Following the murder of George Floyd, marches and protests erupted across the country. Although many restaurants—and other businesses—have long strived to steer clear of social causes, Gerry Fernandez, president and founder of the Multicultural Foodservice and Hospitality Alliance, urged restaurants to use their voice and take a stand against racial injustice. As Fernandez said in June, “This the time to stand up and be counted. You will be remembered for the conversations that you did not have. This is not a Black thing. This is an American thing.”
Brinker International, parent of Chili’s and Maggiano’s Little Italy, quickly embraced COVID-era limitations by launching It’s Just Wings. Using kitchen space out of existing restaurants, the completely digital brand capitalized on an uber-popular (and easily transportable) food while also featuring a new menu to differentiate it from its sister concepts. Other brands, including Lazy Dog, Smokey Bones, and Bloomin’, have followed suit.

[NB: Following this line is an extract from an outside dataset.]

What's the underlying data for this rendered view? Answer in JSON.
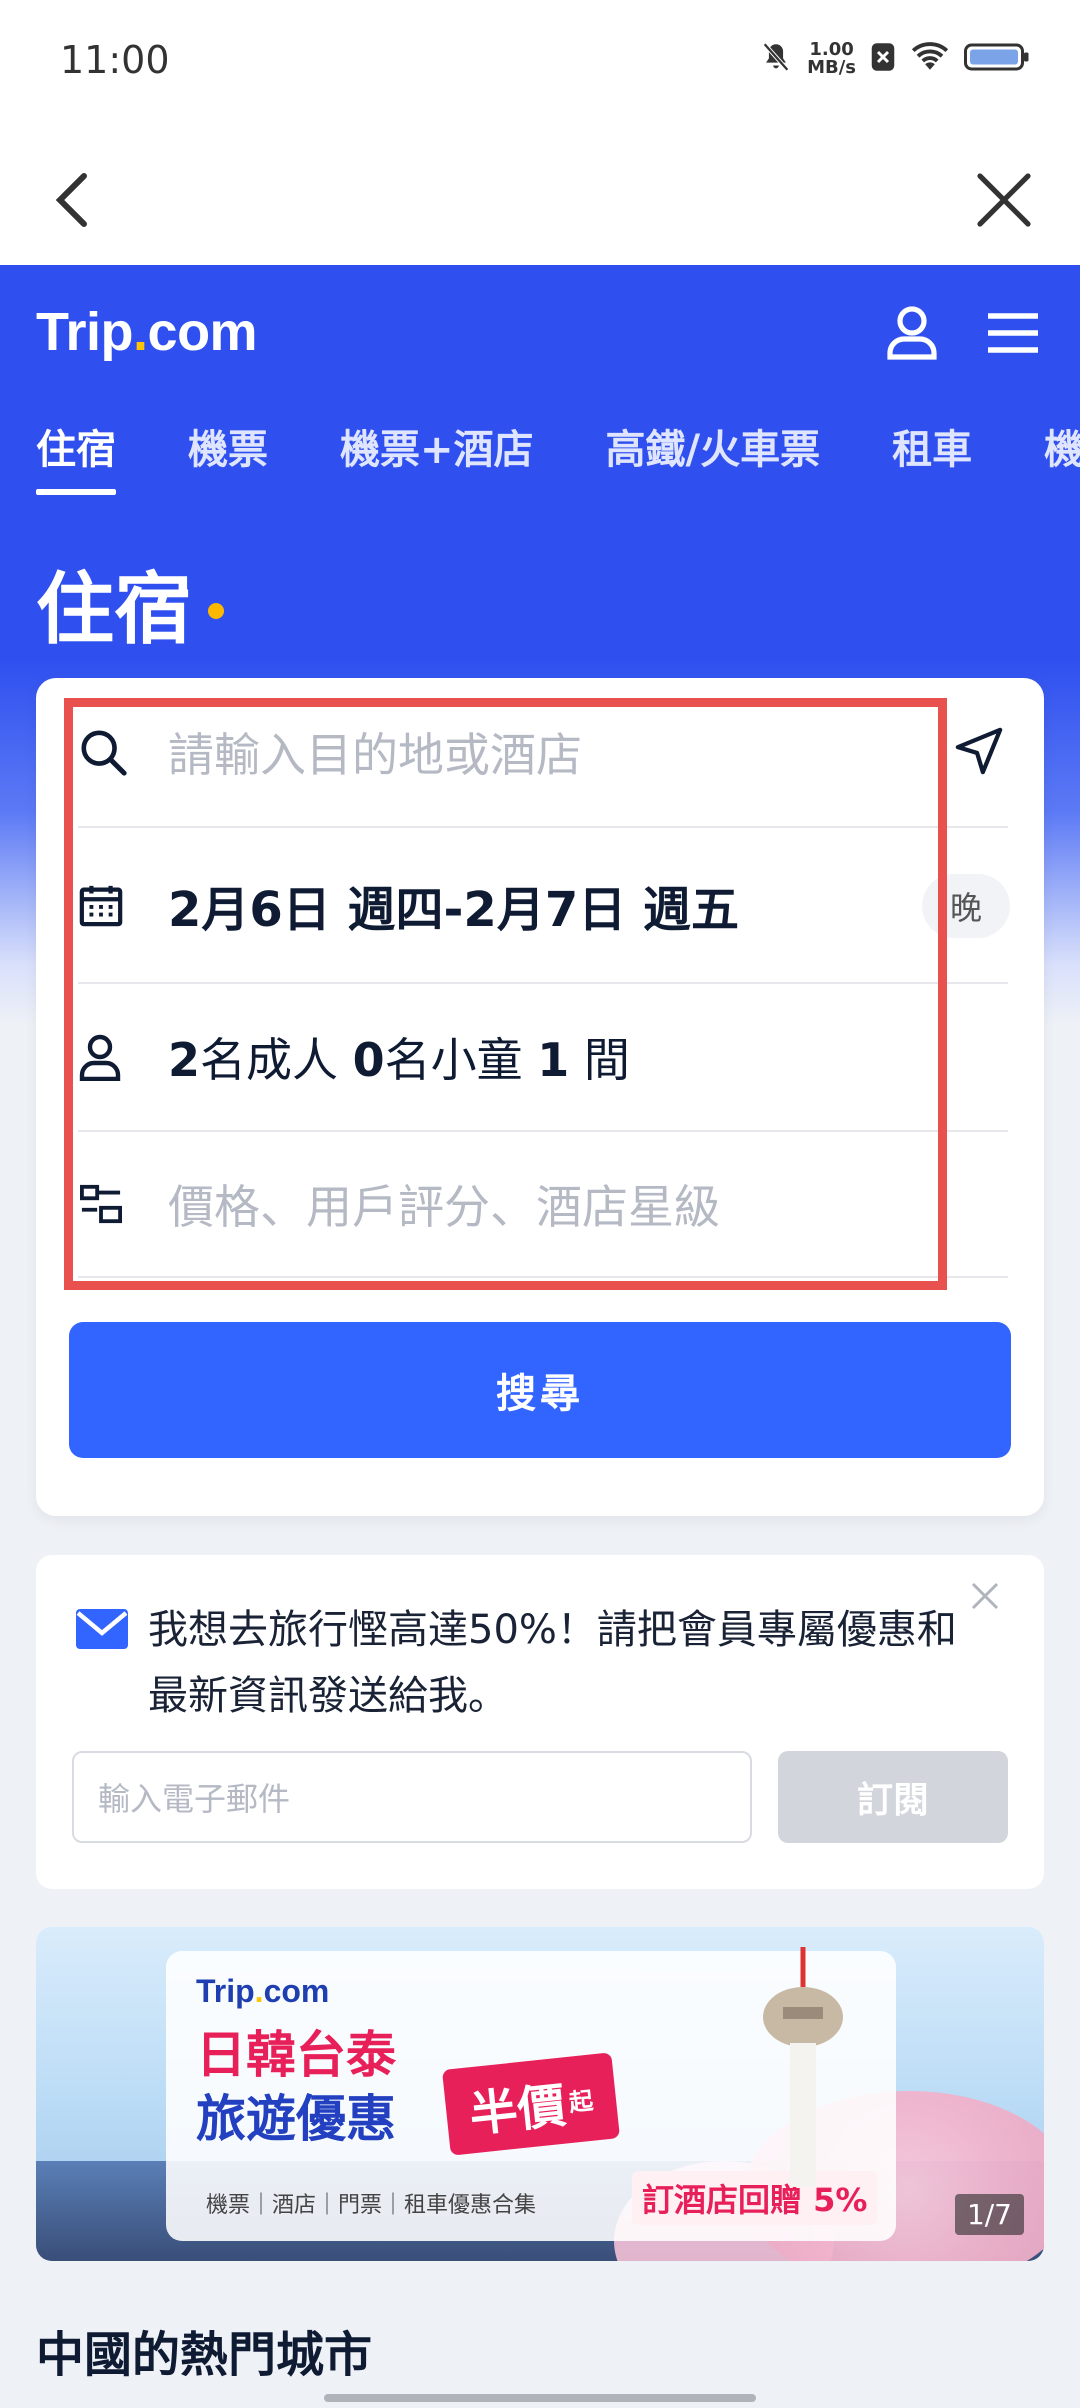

In August, the James Beard Foundation announced that for the first time in its 30-year history, it would not announce winners at its annual awards show. Instead, a live-broadcast ceremony would spotlight previously announced honorees. The decision came just one month after employees published a scathing letter that cited systemic racism within the foundation and called for specific changes to root out inequity.
FSR’s annual report was something of a Jekyll and Hyde; sales figures from the previous fiscal year (2019) flew in the face of the stark realities of 2020. The vast majority of featured brands have had to furlough or lay off employees, close stores, halt growth, and in some extreme cases declare bankruptcy. With the NRA estimating that 100,000 restaurants will have closed long-term or permanently by year-end, it’s certain that the numbers in next year’s FSR 50 will look quite different.
Although cities across the country all felt the strain of the pandemic, some markets were hit harder at the outset and some began to recover more quickly. Myriad factors come into play—everything from local regulations to the dining scene to weather—but larger trends, like the rallying behind neighborhood independents, hint at what full-service will look like once COVID-19 is finally a thing of the past.
The year ended on a somewhat hopeful note as the first wave of vaccines were administered to healthcare professionals and other essential workers. Nevertheless, fringe worries surfaced around the safety of the vaccines, prompting the U.S. Equal Employment Opportunity Commission to weigh in. Under its guidance, employers may require employees to be vaccinated before returning to work.